I stuck with a standard PCA approach, with the following adjustments:
- Centring the characters in their feature vectors instead of them being squished into a corner. This allows the covariance matrices to better distinguish between characters as there will be less overlap.
- Not discarding the first covariance matrix as this data has no lighting, so it's still useful.
- Subtracting the mean of the data I'm classifying instead of that of the training data. I believe this performs better as if a pixel was intended to be white across all feature vectors, they'd be better centred by subtracting their mean as opposed to the mean of the corresponding pixels in the training data.
- Adding noise to the training data in the same manner as the test data, with an x of 127 (highest x can get without creating any overlap between absolute black and absolute white), to make it more reflective of the test data.
- Using a median blur filter for noise reduction as it better preserves edges. This is with an irregular footprint, that I've found works better than a standard square as I think it better preserves characters' rounded edges.

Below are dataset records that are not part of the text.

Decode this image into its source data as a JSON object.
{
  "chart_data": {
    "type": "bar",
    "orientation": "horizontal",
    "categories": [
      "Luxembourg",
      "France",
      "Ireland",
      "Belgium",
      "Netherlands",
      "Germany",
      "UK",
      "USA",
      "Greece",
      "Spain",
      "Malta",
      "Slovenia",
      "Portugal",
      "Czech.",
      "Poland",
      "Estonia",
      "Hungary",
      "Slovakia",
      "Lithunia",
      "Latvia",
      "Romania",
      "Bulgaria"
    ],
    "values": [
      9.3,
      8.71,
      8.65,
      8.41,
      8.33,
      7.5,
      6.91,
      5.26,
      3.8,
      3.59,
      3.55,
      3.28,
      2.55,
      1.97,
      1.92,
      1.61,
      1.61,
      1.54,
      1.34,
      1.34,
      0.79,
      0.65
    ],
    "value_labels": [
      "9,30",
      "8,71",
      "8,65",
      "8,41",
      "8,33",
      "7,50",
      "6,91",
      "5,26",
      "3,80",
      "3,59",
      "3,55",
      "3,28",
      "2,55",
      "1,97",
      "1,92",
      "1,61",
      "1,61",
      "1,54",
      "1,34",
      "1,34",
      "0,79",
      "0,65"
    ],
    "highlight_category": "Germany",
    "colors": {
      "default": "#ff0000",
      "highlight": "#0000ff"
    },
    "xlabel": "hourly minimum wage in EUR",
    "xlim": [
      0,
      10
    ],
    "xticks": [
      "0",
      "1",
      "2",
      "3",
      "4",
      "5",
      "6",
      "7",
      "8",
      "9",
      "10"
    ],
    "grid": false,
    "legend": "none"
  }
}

I used a k-nearest neighbours classifier.
I found on the last page, about ~200 nearest neighbours worked best, but with the first page 1 neighbour worked best. The third page worked best with about 5 neighbours. I decided to scale the nearest neighbours in exponential proportion to the variance of the margins of the page. This gave me about +4% overall performance at the time, with an improvement of 12.9% on page 6.
As a distance measure, I attempted using euclidean distance and cosine distance. Cosine distance performed significantly better on the noisier pages (improving page 5 by 18.5% over euclidean).
I initially made error corrections for apostrophes, commas, full stops, "l"s, "I", and "i"s based upon their bounding box positions in relation to the average midpoint of their surrounding characters on the same line. I then attempted to use quadgrams to make corrections, by combining the probabilities given by the quadgrams with the confidence of my k-nn classification, but this only made performance worse.
The percentage errors (to 1 decimal place) for the development data are as follows:
- Page 1: 97.6%
- Page 2: 98.7%
- Page 3: 96.5%
- Page 4: 86.8%
- Page 5: 74.0%
- Page 6: 63.8%
These may differ slightly on retraining as the training data has random noise added to it.